Il rinnovo dell’Amministrazione regionale coincide con una fase particolarmente significativa per lo sviluppo industriale pugliese che ha bisogno di recuperare competitività attraverso politiche di sviluppo mirate a sostenere l’impegno e gli sforzi di rinnovamento delle sue aziende. In questa direzione il ruolo della Regione è centrale per la crescita dell’economia locale.

La Puglia chiede risposte urgenti: serve un impegno congiunto di pubblico e privato per ridare positività e fiducia alle imprese e ai consumatori.

Numerose le priorità evidenziate dagli industriali pugliesi che si pongono come contributo per un programma di governo della Regione.

Tra le politiche a sostegno delle imprese, obiettivo della Regione dovrà essere quello di rafforzare gli interventi in favore della ricerca e innovazione, dell’internazionalizzazione, del riposizionamento dei settori tradizionali con il rilancio del manifatturiero, delle infrastrutture digitali e logistiche, favorire la semplificazione e trasparenza delle procedure amministrative, ma anche implementare il sistema produttivo verso comparti a più alto valore aggiunto e contenuto tecnologico come l’aeronautica, le biotecnologie, la meccanica legata all’elettronica e l’Ict, nell’ambito di una prospettiva euro mediterranea, in vista dell’orizzonte della nuova programmazione dei fondi comunitari 2014-2020.

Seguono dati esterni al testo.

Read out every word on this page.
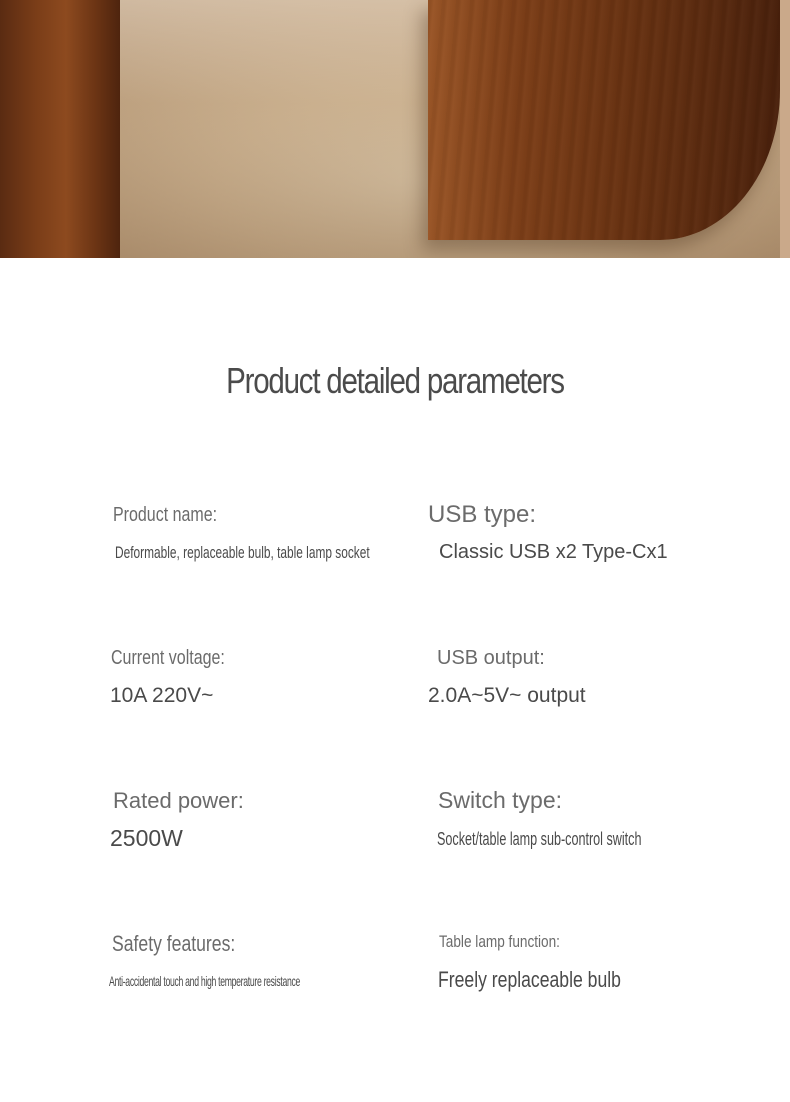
Product detailed parameters
Product name:
Deformable, replaceable bulb, table lamp socket
USB type:
Classic USB x2 Type-Cx1
Current voltage:
10A 220V~
USB output:
2.0A~5V~ output
Rated power:
2500W
Switch type:
Socket/table lamp sub-control switch
Safety features:
Anti-accidental touch and high temperature resistance
Table lamp function:
Freely replaceable bulb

In questa direzione è indispensabile un rafforzamento patrimoniale e finanziario del sistema delle pmi, attraverso gli strumenti previsti da normative vigenti nazionali e regionali.

La Puglia negli ultimi tempi si è trovata al centro di vicende, la cui gestione non ottimale da parte delle pubbliche autorità, ha messo in evidenza come sia urgente adottare modalità condivise di intervento in materia di problematiche ambientali. La vicenda dell’Ilva di Taranto, rende sempre più evidente l’impossibilità di separare i problemi connessi all’impatto dell’industria sull’ambiente e l’economia.

Gli industriali pugliesi hanno puntualizzano che è necessario un progetto regionale per la logistica: la Puglia può e deve diventare un nodo fondamentale per l’intera rete logistica nazionale. Ma perché ciò avvenga è assolutamente necessario che siano attuati e/o completati alcuni interventi imprescindibili in una logica di visione complessiva ed integrata che tenga conto delle vocazioni  e delle specializzazioni dei territori e delle strutture esistenti.

Tali priorità dovranno essere inserite nell’ambito di un modello di governance partecipata a livello regionale che presti maggior attenzione alle relazioni di cooperazione e concertazione con il partenariato socioeconomico, con particolare riferimento al sistema della rappresentanza delle imprese che svolge un ruolo determinante per il rafforzamento delle politiche e delle ricadute in termini di sviluppo produttivo ed occupazionale.